Às 11h47 no horário local, a fumaça foi vista saindo do Vaticano

Pela segunda vez, fumaça negra saiu pela chaminé montada na Capela Sistina, anunciando que os 115 cardeais que fazem parte do conclave ainda não chegaram a um consenso sobre o sucessor de Bento XVI.

A fumaça saiu às 11h40 no horário local (7h40 em Brasília). Assim como aconteceu nesta terça-feira, uma multidão enfrenta chuva para acompanhar o conclave na Praça de São Pedro, no Vaticano.

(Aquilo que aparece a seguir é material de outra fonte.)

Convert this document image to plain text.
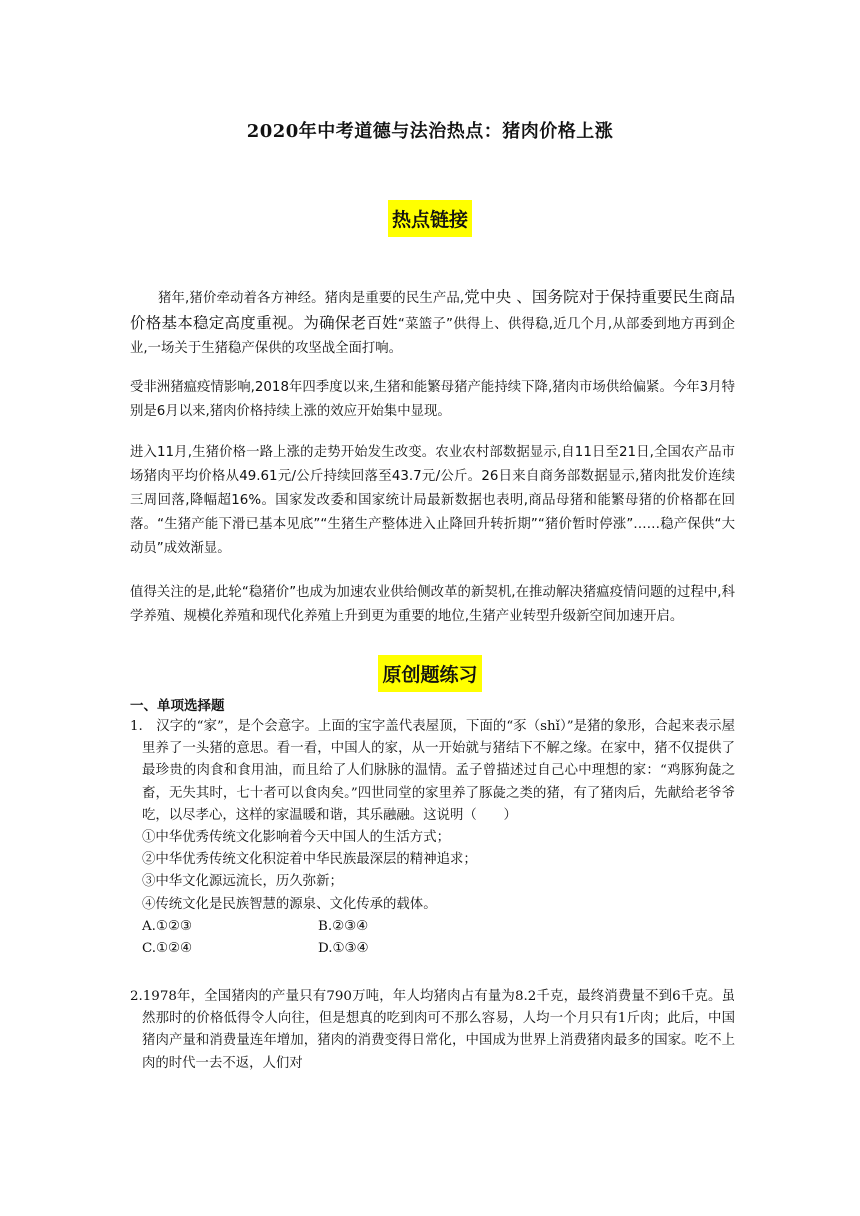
2020年中考道德与法治热点：猪肉价格上涨
热点链接
猪年,猪价牵动着各方神经。猪肉是重要的民生产品,党中央 、国务院对于保持重要民生商品价格基本稳定高度重视。为确保老百姓“菜篮子”供得上、供得稳,近几个月,从部委到地方再到企业,一场关于生猪稳产保供的攻坚战全面打响。
受非洲猪瘟疫情影响,2018年四季度以来,生猪和能繁母猪产能持续下降,猪肉市场供给偏紧。今年3月特别是6月以来,猪肉价格持续上涨的效应开始集中显现。
进入11月,生猪价格一路上涨的走势开始发生改变。农业农村部数据显示,自11日至21日,全国农产品市场猪肉平均价格从49.61元/公斤持续回落至43.7元/公斤。26日来自商务部数据显示,猪肉批发价连续三周回落,降幅超16%。国家发改委和国家统计局最新数据也表明,商品母猪和能繁母猪的价格都在回落。“生猪产能下滑已基本见底”“生猪生产整体进入止降回升转折期”“猪价暂时停涨”……稳产保供“大动员”成效渐显。
值得关注的是,此轮“稳猪价”也成为加速农业供给侧改革的新契机,在推动解决猪瘟疫情问题的过程中,科学养殖、规模化养殖和现代化养殖上升到更为重要的地位,生猪产业转型升级新空间加速开启。
原创题练习
一、单项选择题
1.　汉字的“家”，是个会意字。上面的宝字盖代表屋顶，下面的“豕（shǐ）”是猪的象形，合起来表示屋里养了一头猪的意思。看一看，中国人的家，从一开始就与猪结下不解之缘。在家中，猪不仅提供了最珍贵的肉食和食用油，而且给了人们脉脉的温情。孟子曾描述过自己心中理想的家：“鸡豚狗彘之畜，无失其时，七十者可以食肉矣。”四世同堂的家里养了豚彘之类的猪，有了猪肉后，先献给老爷爷吃，以尽孝心，这样的家温暖和谐，其乐融融。这说明（　　）
①中华优秀传统文化影响着今天中国人的生活方式；
②中华优秀传统文化积淀着中华民族最深层的精神追求；
③中华文化源远流长，历久弥新；
④传统文化是民族智慧的源泉、文化传承的载体。
A.①②③	B.②③④
C.①②④	D.①③④
2.1978年，全国猪肉的产量只有790万吨，年人均猪肉占有量为8.2千克，最终消费量不到6千克。虽然那时的价格低得令人向往，但是想真的吃到肉可不那么容易，人均一个月只有1斤肉；此后，中国猪肉产量和消费量连年增加，猪肉的消费变得日常化，中国成为世界上消费猪肉最多的国家。吃不上肉的时代一去不返，人们对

No segundo dia do conclave, estão previstas quatro votações e a fumaça poderá ser vista em dois momentos. Diferentemente do que ocorreu nesta terça-feira (12), não há missas nem cerimônias. Por volta das 18h (14h de Brasília) , um novo sinal de fumaça deverá ser emitido pelos religiosos.

Sem um favorito claro, analistas citam vários nomes, como o italiano Angelo Scola, o brasileiro Odilo Scherer, o canadense Marc Ouellet e o americano Timothy Dolan.

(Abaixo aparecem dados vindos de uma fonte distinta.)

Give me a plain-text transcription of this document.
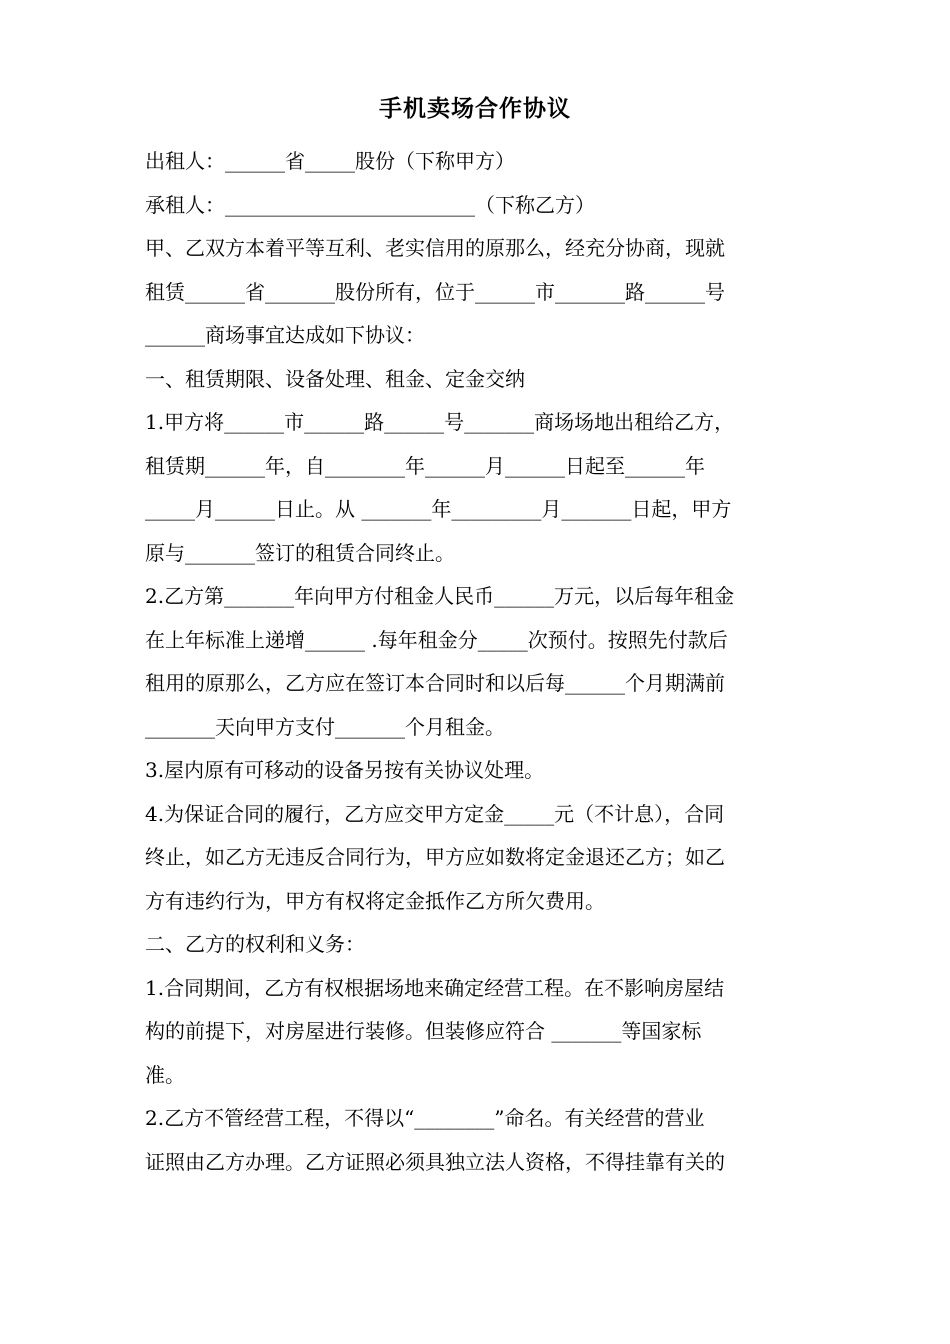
手机卖场合作协议
出租人：______省_____股份（下称甲方）
承租人：_________________________（下称乙方）
甲、乙双方本着平等互利、老实信用的原那么，经充分协商，现就
租赁______省_______股份所有，位于______市_______路______号
______商场事宜达成如下协议：
一、租赁期限、设备处理、租金、定金交纳
1.甲方将______市______路______号_______商场场地出租给乙方，
租赁期______年，自________年______月______日起至______年
_____月______日止。从 _______年_________月_______日起，甲方
原与_______签订的租赁合同终止。
2.乙方第_______年向甲方付租金人民币______万元，以后每年租金
在上年标准上递增______ .每年租金分_____次预付。按照先付款后
租用的原那么，乙方应在签订本合同时和以后每______个月期满前
_______天向甲方支付_______个月租金。
3.屋内原有可移动的设备另按有关协议处理。
4.为保证合同的履行，乙方应交甲方定金_____元（不计息），合同
终止，如乙方无违反合同行为，甲方应如数将定金退还乙方；如乙
方有违约行为，甲方有权将定金抵作乙方所欠费用。
二、乙方的权利和义务：
1.合同期间，乙方有权根据场地来确定经营工程。在不影响房屋结
构的前提下，对房屋进行装修。但装修应符合 _______等国家标
准。
2.乙方不管经营工程，不得以“________”命名。有关经营的营业
证照由乙方办理。乙方证照必须具独立法人资格，不得挂靠有关的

Mas também apontam que se o conclave levar mais tempo do que o estimado, existe a possibilidade de que algum nome que não figurou entre os favoritos acabe como o eleito, lembrando o ditado de Roma: "quem entra Papa no conclave sai cardeal".

O cálculo dos vaticanistas é que o conclave dure, no mínimo, três dias e, no máximo, 11. Nos últimos 100 anos, no entanto, nenhum conclave superou cinco dias. Há oito anos, Bento XVI, que renunciou inesperadamente em 28 de fevereiro por "falta de forças", foi eleito no segundo dia, após quatro votações.

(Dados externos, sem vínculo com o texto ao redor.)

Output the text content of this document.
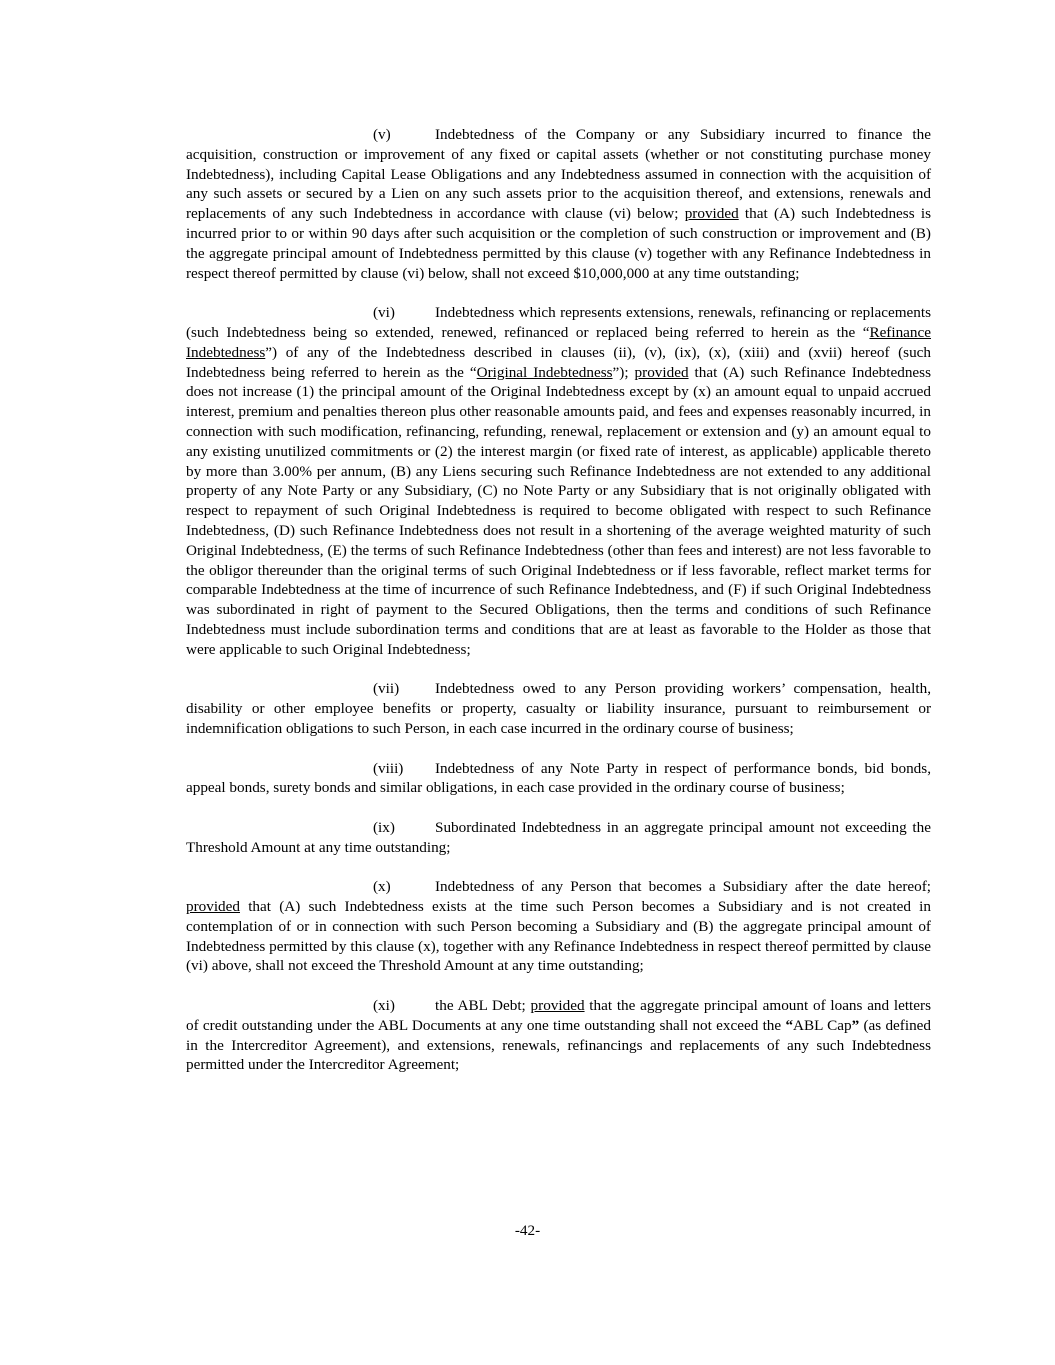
(v)	Indebtedness of the Company or any Subsidiary incurred to finance the acquisition, construction or improvement of any fixed or capital assets (whether or not constituting purchase money Indebtedness), including Capital Lease Obligations and any Indebtedness assumed in connection with the acquisition of any such assets or secured by a Lien on any such assets prior to the acquisition thereof, and extensions, renewals and replacements of any such Indebtedness in accordance with clause (vi) below; provided that (A) such Indebtedness is incurred prior to or within 90 days after such acquisition or the completion of such construction or improvement and (B) the aggregate principal amount of Indebtedness permitted by this clause (v) together with any Refinance Indebtedness in respect thereof permitted by clause (vi) below, shall not exceed $10,000,000 at any time outstanding;

(vi)	Indebtedness which represents extensions, renewals, refinancing or replacements (such Indebtedness being so extended, renewed, refinanced or replaced being referred to herein as the “Refinance Indebtedness”) of any of the Indebtedness described in clauses (ii), (v), (ix), (x), (xiii) and (xvii) hereof (such Indebtedness being referred to herein as the “Original Indebtedness”); provided that (A) such Refinance Indebtedness does not increase (1) the principal amount of the Original Indebtedness except by (x) an amount equal to unpaid accrued interest, premium and penalties thereon plus other reasonable amounts paid, and fees and expenses reasonably incurred, in connection with such modification, refinancing, refunding, renewal, replacement or extension and (y) an amount equal to any existing unutilized commitments or (2) the interest margin (or fixed rate of interest, as applicable) applicable thereto by more than 3.00% per annum, (B) any Liens securing such Refinance Indebtedness are not extended to any additional property of any Note Party or any Subsidiary, (C) no Note Party or any Subsidiary that is not originally obligated with respect to repayment of such Original Indebtedness is required to become obligated with respect to such Refinance Indebtedness, (D) such Refinance Indebtedness does not result in a shortening of the average weighted maturity of such Original Indebtedness, (E) the terms of such Refinance Indebtedness (other than fees and interest) are not less favorable to the obligor thereunder than the original terms of such Original Indebtedness or if less favorable, reflect market terms for comparable Indebtedness at the time of incurrence of such Refinance Indebtedness, and (F) if such Original Indebtedness was subordinated in right of payment to the Secured Obligations, then the terms and conditions of such Refinance Indebtedness must include subordination terms and conditions that are at least as favorable to the Holder as those that were applicable to such Original Indebtedness;

(vii) Indebtedness owed to any Person providing workers’ compensation, health, disability or other employee benefits or property, casualty or liability insurance, pursuant to reimbursement or indemnification obligations to such Person, in each case incurred in the ordinary course of business;

(viii) Indebtedness of any Note Party in respect of performance bonds, bid bonds, appeal bonds, surety bonds and similar obligations, in each case provided in the ordinary course of business;

(ix)	Subordinated Indebtedness in an aggregate principal amount not exceeding the Threshold Amount at any time outstanding;

(x)	Indebtedness of any Person that becomes a Subsidiary after the date hereof; provided that (A) such Indebtedness exists at the time such Person becomes a Subsidiary and is not created in contemplation of or in connection with such Person becoming a Subsidiary and (B) the aggregate principal amount of Indebtedness permitted by this clause (x), together with any Refinance Indebtedness in respect thereof permitted by clause (vi) above, shall not exceed the Threshold Amount at any time outstanding;

(xi)	the ABL Debt; provided that the aggregate principal amount of loans and letters of credit outstanding under the ABL Documents at any one time outstanding shall not exceed the “ABL Cap” (as defined in the Intercreditor Agreement), and extensions, renewals, refinancings and replacements of any such Indebtedness permitted under the Intercreditor Agreement;

-42-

Para a obtenção da cor branca ou escura da fumaça, vista na Praça de São Pedro, símbolo da decisão dos cardeais, é adicionada à queima das cédulas de papel um produto químico. A fumaça pode ser vista da chaminé da capela, por cerca de cinco minutos.

- Escolha do papa é apenas um dos desafios dos cardeais

Oito anos após os cardeais do mundo inteiro terem se fechado na Capela Sistina para escolher um novo papa que pudesse continuar a tendência tradicionalista de seu antecessor, a escolha para suceder o Papa Bento XVI não parece clara. Os 115 cardeais que começarão a votar nesta terça-feira o farão com uma corrente de prioridades, considerações geográficas e posições doutrinárias em suas mentes. Ao escolher o novo papa, esses cardeais estarão em busca de um candidato que possa se mostrar sensível aos muçulmanos, que tenha habilidade de comunicação, e capacidade para governar pelos interesses do catolicismo na Europa e América do Norte.

A pergunta que predomina é como a igreja governa, particularmente a Cúria romana, assuntos importantes da agenda após meses de turbulências, incluindo o vazamento embaraçoso do escândalo que expôs o desperdício e as lutas internas dentro do Vaticano.

"Existe um divisor entre os cardeais que trabalham fora de Roma e os que trabalham na Cúria", revelou na segunda-feira o reverendo Thomas Reese, analista de assuntos católicos. "É preciso haver uma administração geral da Igreja para colocar as coisas em ordem", reiterou o cardeal aposentado Edward Egan, em entrevista recente. Ele salientou que durante os últimos 50 anos a organização central do Vaticano se ampliou muito, ficou ineficiente e perdeu o foco sobre o que acontecia nas paróquias locais.

Os desafios enfrentados pelos 1,2 bilhão de membros da Igreja, entretanto, estão bem além de Roma. Durante os últimos 50 anos, nove papas negligenciaram a evolução da igreja além da segura posição na Europa e América do Norte para aumentar sua representação na África e na América Latina.

Analistas, incluindo o padre Reese, disseram que isso levou ao estabelecimento de vários grupos entre os cardeais que nem sempre ficaram apenas entre as fronteiras geográficas. Cardeais da América Latina, por exemplo, estão unidos em torno do sentimento de que são mal representados em Roma, mas continuam discordando de muitos outros assuntos. Os 11 cardeais da América do Norte, por outro lado, formam um grupo relativamente coeso, enquanto os 28 italianos estão divididos entre facções.